Jolie réaction du rappeur La Fouine, en concert à l'hôtel Trévani le week-end dernier. L'artiste a en effet invité à l'évènement cinq jeunes en situation de handicap du Service d'éducation spéciale et de soins à domicile (SESSAD) de Trévani, géré par l'association Mlezi Maore. À l'origine de l'initiative : une éducatrice de la structure, réagissant à un échange avec un jeune : "Alors que nous passions devant un panneau publicitaire (faisant la promotion du concert, ndlr), celui-ci a exprimé le fait qu'il aimerait [s'y rendre] mais qu'il] était trop cher. Ce qui m'a amené une question: comment faire pour qu'il puisse y assister ? (…) J'ai décidé d'envoyer un mail "au culot" sans penser que j'aurais de retour", explique-t-elle. Surprise : "L'artiste y a été sensible et j'ai pu entrer en relation avec son entourage qui nous a alors dirigés vers l'hôtel Trévani. Je me suis donc mise en lien avec l'hôtel qui nous a offert en tout sept places (cinq pour les jeunes et deux pour les accompagnants) ainsi qu'un accès au parking. Le jour J, un accueil chaleureux nous a été offert par le responsable Thierry ainsi que par les membres de la sécurité. Les jeunes ont pu profiter du concert et se sont amusés." Cerise sur le gâteau : "Une dernière surprise leur avait été réservée, une rencontre avec La Fouine. Celui-ci a pris le temps de saluer, d'échanger avec chacun d'entre eux, puis de faire une photo."

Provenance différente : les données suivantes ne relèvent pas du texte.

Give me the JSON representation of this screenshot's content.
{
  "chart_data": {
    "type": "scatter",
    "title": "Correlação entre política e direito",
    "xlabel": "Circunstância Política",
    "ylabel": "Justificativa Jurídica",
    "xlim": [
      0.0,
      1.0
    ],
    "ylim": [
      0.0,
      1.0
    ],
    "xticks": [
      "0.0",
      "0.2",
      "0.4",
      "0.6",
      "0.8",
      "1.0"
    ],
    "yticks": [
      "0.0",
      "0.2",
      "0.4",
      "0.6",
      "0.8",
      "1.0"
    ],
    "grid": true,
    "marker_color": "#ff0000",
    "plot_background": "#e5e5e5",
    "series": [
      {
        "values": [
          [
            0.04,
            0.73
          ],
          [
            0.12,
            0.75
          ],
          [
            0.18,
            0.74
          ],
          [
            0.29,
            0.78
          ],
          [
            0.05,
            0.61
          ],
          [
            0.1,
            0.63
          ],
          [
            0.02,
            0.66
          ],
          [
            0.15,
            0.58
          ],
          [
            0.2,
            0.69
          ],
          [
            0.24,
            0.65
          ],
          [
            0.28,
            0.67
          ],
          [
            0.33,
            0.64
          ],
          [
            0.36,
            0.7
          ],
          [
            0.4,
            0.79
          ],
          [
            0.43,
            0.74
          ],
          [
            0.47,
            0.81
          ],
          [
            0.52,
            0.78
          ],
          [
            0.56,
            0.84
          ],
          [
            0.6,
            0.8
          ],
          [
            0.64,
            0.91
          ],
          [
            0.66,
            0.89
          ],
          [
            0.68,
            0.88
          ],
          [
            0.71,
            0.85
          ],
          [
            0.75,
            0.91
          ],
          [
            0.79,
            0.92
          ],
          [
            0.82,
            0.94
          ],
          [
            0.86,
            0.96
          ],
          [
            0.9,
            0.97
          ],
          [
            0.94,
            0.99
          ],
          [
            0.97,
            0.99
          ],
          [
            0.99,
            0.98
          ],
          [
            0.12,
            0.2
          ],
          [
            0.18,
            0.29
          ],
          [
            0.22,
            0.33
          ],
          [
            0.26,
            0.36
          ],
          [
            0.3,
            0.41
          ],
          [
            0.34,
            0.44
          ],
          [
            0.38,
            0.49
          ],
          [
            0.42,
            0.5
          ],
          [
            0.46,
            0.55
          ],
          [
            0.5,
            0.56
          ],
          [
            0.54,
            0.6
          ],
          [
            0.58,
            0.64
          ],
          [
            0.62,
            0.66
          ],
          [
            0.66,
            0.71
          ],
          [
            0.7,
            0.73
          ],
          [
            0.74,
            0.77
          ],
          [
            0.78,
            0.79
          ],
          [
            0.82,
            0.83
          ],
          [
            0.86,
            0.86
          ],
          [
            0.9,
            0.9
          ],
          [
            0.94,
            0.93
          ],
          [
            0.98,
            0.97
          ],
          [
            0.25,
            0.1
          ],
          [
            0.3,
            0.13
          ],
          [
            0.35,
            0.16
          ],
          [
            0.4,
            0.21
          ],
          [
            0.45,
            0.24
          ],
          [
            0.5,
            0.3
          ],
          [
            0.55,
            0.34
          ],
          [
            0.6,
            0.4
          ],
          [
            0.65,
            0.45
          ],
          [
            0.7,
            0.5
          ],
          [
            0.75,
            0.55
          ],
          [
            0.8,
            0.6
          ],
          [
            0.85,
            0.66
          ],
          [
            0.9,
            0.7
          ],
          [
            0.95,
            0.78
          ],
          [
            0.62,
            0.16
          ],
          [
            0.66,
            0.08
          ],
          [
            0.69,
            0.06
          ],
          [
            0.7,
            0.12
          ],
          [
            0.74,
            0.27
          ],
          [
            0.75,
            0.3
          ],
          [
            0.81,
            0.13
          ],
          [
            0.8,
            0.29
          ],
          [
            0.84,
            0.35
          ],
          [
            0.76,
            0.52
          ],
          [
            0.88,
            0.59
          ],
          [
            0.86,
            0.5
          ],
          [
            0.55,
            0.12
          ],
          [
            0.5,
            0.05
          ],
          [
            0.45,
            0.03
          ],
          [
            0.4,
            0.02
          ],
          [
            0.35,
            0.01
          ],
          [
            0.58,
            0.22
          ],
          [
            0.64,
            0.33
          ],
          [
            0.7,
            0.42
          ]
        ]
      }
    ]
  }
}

ILS FONT L'ACTU Saïd Omar Oili

Le maire de Dzaoudzi-Labattoir et président de l'association des maires de Mayotte, Saïd Omar Oili, intervient lors du Printemps des territoires, à Paris devant foule d'élus locaux, partenaires et responsables politiques, parmi lesquels la ministre des outre-mer, Annick Girardin. Objectif : présenter les défis auxquels est confronté le 101ème département. "Aujourd’hui, 44% de la population de Mayotte a moins de 15 ans, six logements sur dix sont dépourvus du confort de base, 84% de la population vit sous le seuil de pauvreté, Si l’on excepte l’Ile-de-France, Mayotte est le département le plus dense du pays avec 555 habitants par kilomètre carré", a notamment rappelé l'élu. L'occasion aussi de sensibiliser les financeurs présents – tels la Banque des territoires ou la Caisse des dépôts et consignations – aux besoins de Mayotte : "D’ici 20 ans, nous devrons loger, soigner, former, nourrir, approvisionner en eau et en énergies propres, offrir des loisirs culturels et sportifs pour une population d’un demi-million d’habitants", a-t-il rappelé.

Le retour de la dengue ?

Neuf cas de dengue on été signalés à Mayotte entre le 31 mars et le 11 juin 2019. Si, parmi les cas déclarés, six avaient voyagé récemment dans une zone de circulation du virus – La Réunion et Afrique de l’Est –, trois n'ont fait part d'aucun voyage récent hors du territoire et auraient donc été contaminés localement à Mayotte. "Les analyses complémentaires sont en cours mais cette situation épidémiologique, avec apparition de cas autochtones, peut traduire un début de circulation du virus sur l’île", précise l'Agence régionale de santé (ARS). L'organisme rappelle donc les comportements à adopter : se prémunir des piqûres de moustiques avec des répulsifs cutanés et des moustiquaires pour les bébés et les personnes alitées ; éliminer l'eau stagnante, les moustiques y pondant ; et consulter un médecin en cas de symptômes (forte fièvre, maux de tête, douleurs musculaires et articulaires, sensation de grande fatigue).

Mahamoud Azihary

L'ancien directeur de la Société immobilière de Mayotte nommé porte-parole du Collectif des citoyens de Mayotte. Réunie dimanche 9 juin à Tsingoni, l'organisation – qui connaissait une période de crise depuis plusieurs semaines – a en effet réorganisé son bureau et s'est dotée d'une "direction collégiale" et "d'un conseil d'administration chargé principalement d'orienter [ses] activités." Par ailleurs, le Collectif précise que "la page Facebook du collectif s'appelle "Collectif des citoyens de Mayotte Officiel"", et qu'un compte Twitter "sera créé prochainement pour émettre et partager les points de vue et les analyses du [collectif]."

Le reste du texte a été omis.